L’histoire des bâtons de processions
Les bâtons de procession sont ces petites statues de trente à quarante centimètres, posées sur un socle en berceau et représentant un saint dont la dévotion rapporte un intérêt contre les maux de la nature, maladies ou sécheresses, affectant les personnes comme les récoltes. Elles sont entourées d’autres personnages, en général de petites représentations d’anges.
Des deux bâtons que l’on peut trouver à Daix, l’un témoigne de l’existence d’une confrérie et l’autre, simple patron de paroisse, voyageait de famille en famille pour apporter sa bénédiction.
Saint Sébastien est le premier et saint Laurent est le second ; tous les deux doivent venir de la même époque, probablement de donateurs proches puisqu’on y retrouve les mêmes armoiries, au moins partiellement.
Saint Laurent
il faut, avant toute chose, savoir qu’avant d’être dans des coffres forts, les bâtons étaient installés dans des sortes de châsses en bois, simples vitrines destinées à leur rangement.
Sur le fond de celle de notre saint figure une inscription dont certaines parties sont effacées, volontairement selon certains chercheurs. On peut cependant lire : « En mil sept cent quatre vingt quatre, Bouhin, jardinier de M. le président Fardel a donné pour don une châsse neuve à saint Laurent et a fait repeindre le bâton. Il se recommande des prières de tous les bâtonniers. »
Par ailleurs, les vêtements sacerdotaux qu’il porte sont significatifs du XVIIème siècle. Le saint tient d’une main la palme du martyr et de l’autre, l’objet même de ce martyr, un gril sur lequel la légende veut qu’on l’ait fait mourir par le feu. De chaque côté, des angelots tiennent des bougeoirs en forme de corne d’abondance ainsi qu’il est souvent constaté dans les bâtons de procession.
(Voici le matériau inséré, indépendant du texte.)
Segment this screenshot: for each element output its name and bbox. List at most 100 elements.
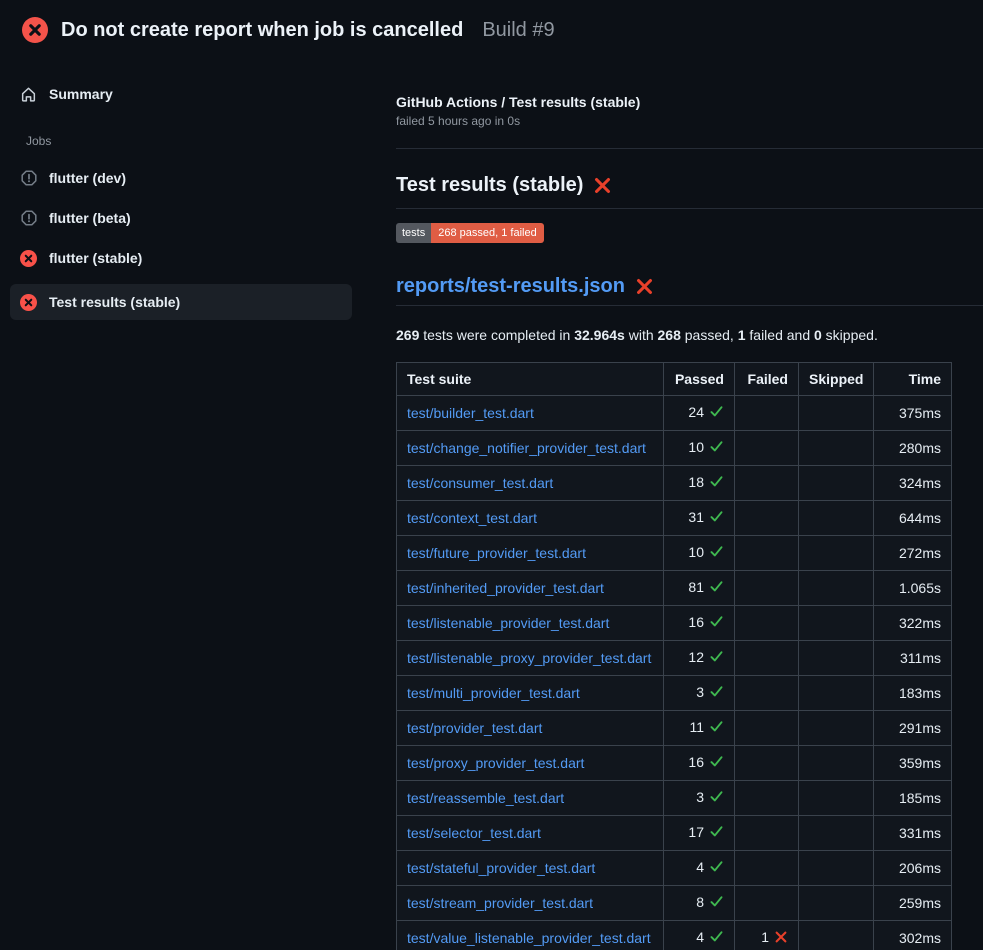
skipped-cell bbox=[799, 501, 874, 536]
suite-cell: test/provider_test.dart bbox=[397, 711, 664, 746]
failed-cell bbox=[735, 536, 799, 571]
table-row: test/builder_test.dart24375ms bbox=[397, 396, 952, 431]
table-row: test/context_test.dart31644ms bbox=[397, 501, 952, 536]
sidebar-item-test-results-stable[interactable]: Test results (stable) bbox=[10, 284, 352, 320]
failed-icon bbox=[20, 294, 37, 311]
failed-cell bbox=[735, 641, 799, 676]
suite-link[interactable]: test/provider_test.dart bbox=[407, 720, 542, 736]
failed-cell bbox=[735, 886, 799, 921]
section-title: Test results (stable) bbox=[396, 174, 983, 209]
failed-cell bbox=[735, 781, 799, 816]
x-icon bbox=[774, 930, 788, 948]
table-row: test/inherited_provider_test.dart811.065… bbox=[397, 571, 952, 606]
suite-link[interactable]: test/multi_provider_test.dart bbox=[407, 685, 580, 701]
run-status-line: failed 5 hours ago in 0s bbox=[396, 114, 983, 128]
time-cell: 272ms bbox=[874, 536, 952, 571]
suite-link[interactable]: test/listenable_proxy_provider_test.dart bbox=[407, 650, 651, 666]
suite-cell: test/multi_provider_test.dart bbox=[397, 676, 664, 711]
time-cell: 280ms bbox=[874, 431, 952, 466]
table-row: test/consumer_test.dart18324ms bbox=[397, 466, 952, 501]
failed-cell bbox=[735, 396, 799, 431]
suite-link[interactable]: test/builder_test.dart bbox=[407, 405, 534, 421]
skipped-cell bbox=[799, 431, 874, 466]
suite-link[interactable]: test/value_listenable_provider_test.dart bbox=[407, 930, 651, 946]
suite-link[interactable]: test/listenable_provider_test.dart bbox=[407, 615, 609, 631]
failed-cell bbox=[735, 676, 799, 711]
suite-cell: test/inherited_provider_test.dart bbox=[397, 571, 664, 606]
suite-link[interactable]: test/change_notifier_provider_test.dart bbox=[407, 440, 646, 456]
suite-cell: test/listenable_provider_test.dart bbox=[397, 606, 664, 641]
divider bbox=[396, 148, 983, 149]
failed-cell bbox=[735, 711, 799, 746]
tests-badge: tests 268 passed, 1 failed bbox=[396, 223, 544, 243]
suite-cell: test/consumer_test.dart bbox=[397, 466, 664, 501]
check-icon bbox=[709, 859, 724, 878]
check-icon bbox=[709, 474, 724, 493]
home-icon bbox=[20, 86, 37, 103]
sidebar-item-flutter-dev[interactable]: flutter (dev) bbox=[10, 164, 352, 192]
suite-cell: test/proxy_provider_test.dart bbox=[397, 746, 664, 781]
suite-link[interactable]: test/inherited_provider_test.dart bbox=[407, 580, 604, 596]
check-icon bbox=[709, 439, 724, 458]
failed-cell bbox=[735, 606, 799, 641]
suite-cell: test/listenable_proxy_provider_test.dart bbox=[397, 641, 664, 676]
skipped-cell bbox=[799, 676, 874, 711]
time-cell: 185ms bbox=[874, 781, 952, 816]
summary-sentence: 269 tests were completed in 32.964s with… bbox=[396, 327, 983, 343]
table-header-row: Test suite Passed Failed Skipped Time bbox=[397, 363, 952, 396]
time-cell: 322ms bbox=[874, 606, 952, 641]
failed-cell bbox=[735, 431, 799, 466]
sidebar-item-flutter-beta[interactable]: flutter (beta) bbox=[10, 204, 352, 232]
failed-cell bbox=[735, 851, 799, 886]
report-title-link[interactable]: reports/test-results.json bbox=[396, 275, 625, 298]
table-row: test/selector_test.dart17331ms bbox=[397, 816, 952, 851]
failed-x-icon bbox=[593, 176, 612, 195]
check-icon bbox=[709, 684, 724, 703]
sidebar-item-summary[interactable]: Summary bbox=[10, 80, 352, 108]
suite-link[interactable]: test/reassemble_test.dart bbox=[407, 790, 564, 806]
table-row: test/provider_test.dart11291ms bbox=[397, 711, 952, 746]
skipped-cell bbox=[799, 921, 874, 950]
cancelled-icon bbox=[20, 170, 37, 187]
failed-cell bbox=[735, 816, 799, 851]
table-row: test/stateful_provider_test.dart4206ms bbox=[397, 851, 952, 886]
col-skipped: Skipped bbox=[799, 363, 874, 396]
summary-skipped: 0 bbox=[814, 327, 822, 343]
check-icon bbox=[709, 404, 724, 423]
suite-link[interactable]: test/stream_provider_test.dart bbox=[407, 895, 593, 911]
suite-link[interactable]: test/selector_test.dart bbox=[407, 825, 541, 841]
summary-duration: 32.964s bbox=[574, 327, 625, 343]
suite-cell: test/stateful_provider_test.dart bbox=[397, 851, 664, 886]
skipped-cell bbox=[799, 466, 874, 501]
table-row: test/listenable_proxy_provider_test.dart… bbox=[397, 641, 952, 676]
skipped-cell bbox=[799, 641, 874, 676]
sidebar-item-flutter-stable[interactable]: flutter (stable) bbox=[10, 244, 352, 272]
suite-cell: test/selector_test.dart bbox=[397, 816, 664, 851]
failed-cell bbox=[735, 501, 799, 536]
time-cell: 302ms bbox=[874, 921, 952, 950]
sidebar-jobs-list: flutter (dev) flutter (beta) flutter (stab… bbox=[0, 164, 396, 320]
table-row: test/multi_provider_test.dart3183ms bbox=[397, 676, 952, 711]
suite-cell: test/change_notifier_provider_test.dart bbox=[397, 431, 664, 466]
suite-link[interactable]: test/context_test.dart bbox=[407, 510, 537, 526]
col-test-suite: Test suite bbox=[397, 363, 664, 396]
page-title: Do not create report when job is cancell… bbox=[61, 19, 463, 42]
badge-label: tests bbox=[396, 223, 431, 243]
failed-icon bbox=[22, 17, 48, 43]
skipped-cell bbox=[799, 571, 874, 606]
suite-link[interactable]: test/proxy_provider_test.dart bbox=[407, 755, 584, 771]
suite-link[interactable]: test/future_provider_test.dart bbox=[407, 545, 586, 561]
build-number: Build #9 bbox=[482, 19, 554, 42]
sidebar-item-label: flutter (beta) bbox=[49, 210, 131, 226]
time-cell: 324ms bbox=[874, 466, 952, 501]
sidebar: Summary Jobs flutter (dev)flutter (beta)… bbox=[0, 60, 396, 332]
suite-link[interactable]: test/consumer_test.dart bbox=[407, 475, 553, 491]
table-row: test/change_notifier_provider_test.dart1… bbox=[397, 431, 952, 466]
col-failed: Failed bbox=[735, 363, 799, 396]
suite-link[interactable]: test/stateful_provider_test.dart bbox=[407, 860, 595, 876]
summary-total: 269 bbox=[396, 327, 419, 343]
run-header: Do not create report when job is cancell… bbox=[0, 0, 983, 60]
skipped-cell bbox=[799, 711, 874, 746]
col-passed: Passed bbox=[664, 363, 735, 396]
failed-cell bbox=[735, 466, 799, 501]
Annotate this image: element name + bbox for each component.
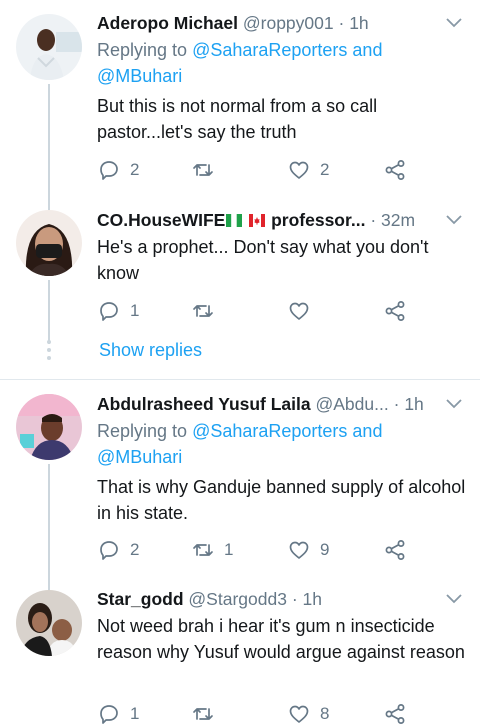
tweet-text: But this is not normal from a so call pa… [97,96,378,142]
share-button[interactable] [383,702,407,726]
display-name[interactable]: Aderopo Michael [97,13,238,33]
mention-link[interactable]: @MBuhari [97,66,182,86]
share-button[interactable] [383,538,407,562]
like-button[interactable]: 9 [287,538,329,562]
canada-flag-icon [249,214,266,227]
separator-dot: · [370,210,377,230]
tweet-text: Not weed brah i hear it's gum n insectic… [97,616,465,662]
like-button[interactable] [287,299,311,323]
share-button[interactable] [383,158,407,182]
username[interactable]: @Stargodd3 [188,589,287,609]
thread-line [48,280,50,344]
reply-count: 1 [130,704,140,723]
chevron-down-icon[interactable] [446,399,462,409]
nigeria-flag-icon [226,214,243,227]
display-name[interactable]: CO.HouseWIFE professor... [97,210,365,230]
retweet-button[interactable] [191,299,215,323]
timestamp[interactable]: 1h [404,394,423,414]
reply-count: 1 [130,301,140,320]
like-icon [289,541,309,559]
reply-count: 2 [130,160,140,179]
like-count: 8 [320,704,330,723]
separator-dot: · [393,394,400,414]
share-icon [385,704,405,724]
replying-to: Replying to @SaharaReporters and @MBuhar… [97,37,467,89]
retweet-button[interactable] [191,158,224,182]
share-icon [385,160,405,180]
thread-line [48,464,50,576]
timestamp[interactable]: 1h [303,589,322,609]
timestamp[interactable]: 1h [349,13,368,33]
tweet-actions: 1 8 [97,702,467,726]
reply-icon [100,302,118,321]
username[interactable]: @Abdu... [316,394,389,414]
retweet-count: 1 [224,540,234,559]
like-icon [289,161,309,179]
avatar[interactable] [16,590,82,656]
retweet-icon [193,708,213,720]
reply-button[interactable]: 2 [97,158,139,182]
tweet-header: CO.HouseWIFE professor... · 32m [97,209,466,231]
display-name-suffix: professor... [271,210,366,230]
tweet-text: That is why Ganduje banned supply of alc… [97,477,466,523]
tweet-actions: 2 1 9 [97,538,467,562]
like-button[interactable]: 8 [287,702,329,726]
mention-link[interactable]: @MBuhari [97,447,182,467]
share-button[interactable] [383,299,407,323]
separator-dot: · [338,13,345,33]
tweet-actions: 1 [97,299,467,323]
tweet-abdulrasheed[interactable]: Abdulrasheed Yusuf Laila @Abdu... · 1h R… [0,380,480,576]
show-replies-link[interactable]: Show replies [99,340,202,361]
reply-button[interactable]: 1 [97,702,139,726]
like-button[interactable]: 2 [287,158,329,182]
display-name-text: CO.HouseWIFE [97,210,226,230]
reply-icon [100,705,118,724]
retweet-button[interactable] [191,702,215,726]
reply-count: 2 [130,540,140,559]
chevron-down-icon[interactable] [446,594,462,604]
reply-button[interactable]: 2 [97,538,139,562]
thread-dots [47,340,51,364]
chevron-down-icon[interactable] [446,18,462,28]
share-icon [385,540,405,560]
avatar[interactable] [16,210,82,276]
tweet-text: He's a prophet... Don't say what you don… [97,237,429,283]
thread-line [48,196,50,210]
tweet-star-godd[interactable]: Star_godd @Stargodd3 · 1h Not weed brah … [0,576,480,725]
chevron-down-icon[interactable] [446,215,462,225]
tweet-header: Star_godd @Stargodd3 · 1h [97,588,466,610]
retweet-icon [193,305,213,317]
retweet-button[interactable]: 1 [191,538,233,562]
tweet-cohousewife[interactable]: CO.HouseWIFE professor... · 32m He's a p… [0,196,480,379]
avatar[interactable] [16,394,82,460]
share-icon [385,301,405,321]
mention-link[interactable]: @SaharaReporters and [192,421,382,441]
separator-dot: · [291,589,298,609]
reply-icon [100,541,118,560]
like-icon [289,302,309,320]
mention-link[interactable]: @SaharaReporters and [192,40,382,60]
replying-prefix: Replying to [97,40,188,60]
replying-to: Replying to @SaharaReporters and @MBuhar… [97,418,467,470]
reply-button[interactable]: 1 [97,299,139,323]
thread-line [48,576,50,590]
like-count: 2 [320,160,330,179]
avatar[interactable] [16,14,82,80]
username[interactable]: @roppy001 [243,13,334,33]
retweet-icon [193,164,213,176]
reply-icon [100,161,118,180]
replying-prefix: Replying to [97,421,188,441]
display-name[interactable]: Abdulrasheed Yusuf Laila [97,394,311,414]
tweet-header: Abdulrasheed Yusuf Laila @Abdu... · 1h [97,393,438,415]
display-name[interactable]: Star_godd [97,589,184,609]
like-icon [289,705,309,723]
thread-line [48,84,50,196]
like-count: 9 [320,540,330,559]
tweet-aderopo[interactable]: Aderopo Michael @roppy001 · 1h Replying … [0,0,480,196]
timestamp[interactable]: 32m [381,210,415,230]
tweet-actions: 2 2 [97,158,467,182]
retweet-icon [193,544,213,556]
tweet-header: Aderopo Michael @roppy001 · 1h [97,12,466,34]
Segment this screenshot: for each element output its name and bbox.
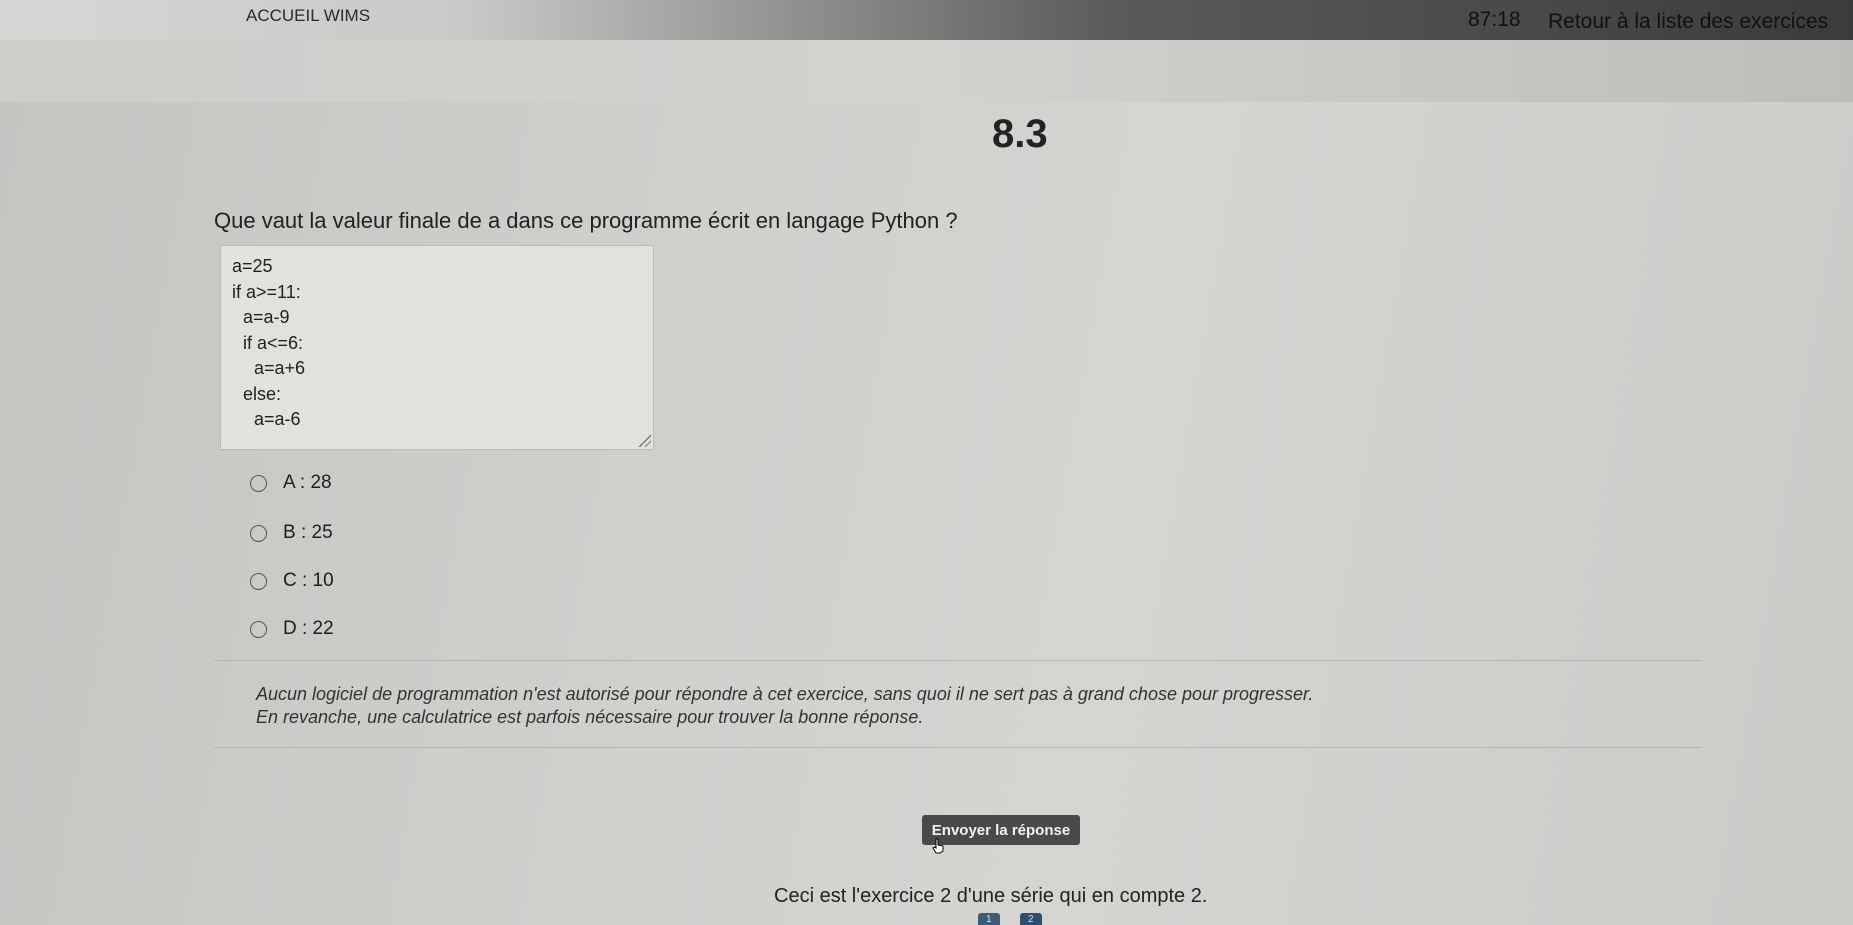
home-link[interactable]: ACCUEIL WIMS <box>246 6 370 26</box>
hand-cursor-icon <box>932 838 944 854</box>
radio-circle-icon[interactable] <box>250 524 267 542</box>
choice-label: A : 28 <box>283 472 332 493</box>
series-info: Ceci est l'exercice 2 d'une série qui en… <box>774 885 1208 907</box>
code-line: else: <box>243 383 282 404</box>
code-line: if a<=6: <box>243 332 304 353</box>
radio-circle-icon[interactable] <box>250 474 267 492</box>
choice-label: B : 25 <box>283 522 333 543</box>
choice-label: D : 22 <box>283 618 334 639</box>
code-line: a=a-9 <box>243 307 290 327</box>
choice-b[interactable]: B : 25 <box>250 521 333 545</box>
choice-a[interactable]: A : 28 <box>250 471 332 495</box>
exercise-title: 8.3 <box>992 112 1048 156</box>
instructions-note: Aucun logiciel de programmation n'est au… <box>214 660 1702 748</box>
question-text: Que vaut la valeur finale de a dans ce p… <box>214 208 958 233</box>
radio-circle-icon[interactable] <box>250 620 267 638</box>
choice-label: C : 10 <box>283 570 334 591</box>
note-line: En revanche, une calculatrice est parfoi… <box>256 707 924 727</box>
note-line: Aucun logiciel de programmation n'est au… <box>256 684 1314 704</box>
submit-answer-button[interactable]: Envoyer la réponse <box>922 815 1080 845</box>
sub-bar <box>0 40 1853 102</box>
code-textarea[interactable]: a=25 if a>=11: a=a-9 if a<=6: a=a+6 else… <box>220 245 654 450</box>
code-line: a=a-6 <box>254 409 301 429</box>
code-line: a=25 <box>232 256 273 276</box>
radio-circle-icon[interactable] <box>250 572 267 590</box>
choice-d[interactable]: D : 22 <box>250 617 334 641</box>
timer: 87:18 <box>1468 8 1521 31</box>
resize-grip-icon[interactable] <box>637 433 651 447</box>
code-line: if a>=11: <box>232 281 301 302</box>
pager-item[interactable]: 2 <box>1020 913 1042 925</box>
top-bar: ACCUEIL WIMS 87:18 Retour à la liste des… <box>0 0 1853 40</box>
code-line: a=a+6 <box>254 358 306 378</box>
pager-item[interactable]: 1 <box>978 913 1000 925</box>
back-to-exercises-link[interactable]: Retour à la liste des exercices <box>1548 10 1828 34</box>
choice-c[interactable]: C : 10 <box>250 569 334 593</box>
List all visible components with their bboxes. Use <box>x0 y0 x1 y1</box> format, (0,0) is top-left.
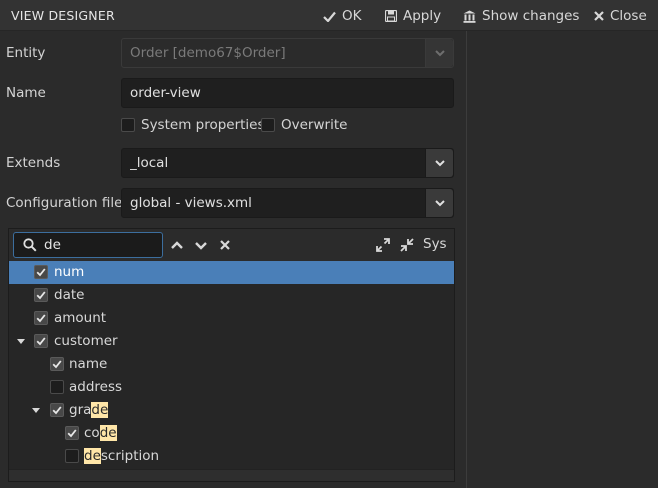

Ces angelots, très différents de ceux rencontrés dans les retables du XVIIIème siècle, ne sont pas seulement là dans un souci esthétique, par ailleurs indéniable. Ils signifient la présence au paradis du saint auquel ils se réfèrent et représentent les raisons même de leur culte, les espérances de leur méditation et les largesses méritées. Bien souvent, les socles ne correspondent pas aux statues, quand ils n’ont pas tout simplement disparu.
Le socle de saint Laurent est particulièrement imposant par sa taille et par son ornement : il fait presque de l’ombre à la statue, manifestant le désir peu discret des donateurs de montrer leur générosité auprès de tous les paroissiens. Donateurs dont l’origine se manifeste par la présence d’écussons jumeaux (de forme ovale, 5 cm de diamètre) qui représentent en relief les détails de leurs blasons.
Il semble indiscutable, d’après tous ces éléments, que le Saint a été donné par Nicolas Fevret, époux de Catherine Jaquot, seigneur de Daix entre 1698 et 1730.
La tradition locale veut que, depuis plusieurs siècles, la statue de saint Laurent soit abritée chez l’habitant dont elle devient l’hôte pendant toute l’année. Il en est encore ainsi aujourd’hui. On assurait jadis qu’en échange de cette hospitalité, le saint faisait accorder des grâces à la famille qui l’hébergeait et, si c’était un jeune ménage, il lui faisait obtenir de la Providence l’accroissement de sa descendance.
Il s’agit plus aujourd’hui d’un acte d’appartenance à la communauté chrétienne.
Saint Sébastien
la tradition orale nous dit qu’il représentait une confrérie, une société d’entr’aide entre viticulteurs qui se rendaient service les uns les autres.
En bois doré, il porte les armes des Jaquot et date d’une époque où, selon toute vraisemblance, cette famille n’était pas encore ruinée et n’avait pas du remettre ses biens aux Fevret. Le saint Sébastien semble donc plus ancien que le saint Laurent et dater d’avant 1698.
La confrérie de saint Sébastien n’était certainement pas très nombreuse car, à Daix, il n’y avait que 30 feux. Elle semblait en outre ne regrouper que des hommes adultes, plus particulièrement les vignerons.
Le personnage représenté ressemble plus à un Bacchus antique qu’à un saint chrétien et adopte une position plus que singulière : une jambe rejetée en arrière et un bras élevé au-dessus de la tête, il semble prendre son élan pour sautiller.
Les angelots sont là pour rappeler l’univers paradisiaque de la scène. Sébastien n’est pas en train d’endurer les flèches (qui comme les liens apparaissent comme des accessoires secondaires) de ses bourreaux, il est au paradis et intercède pour nous. La souffrance n’est pas ici à l’ordre du jour mais plutôt les danses et la joie.
Extrait de l’ouvrage de Jean Lamblot « Autrefois les saints ».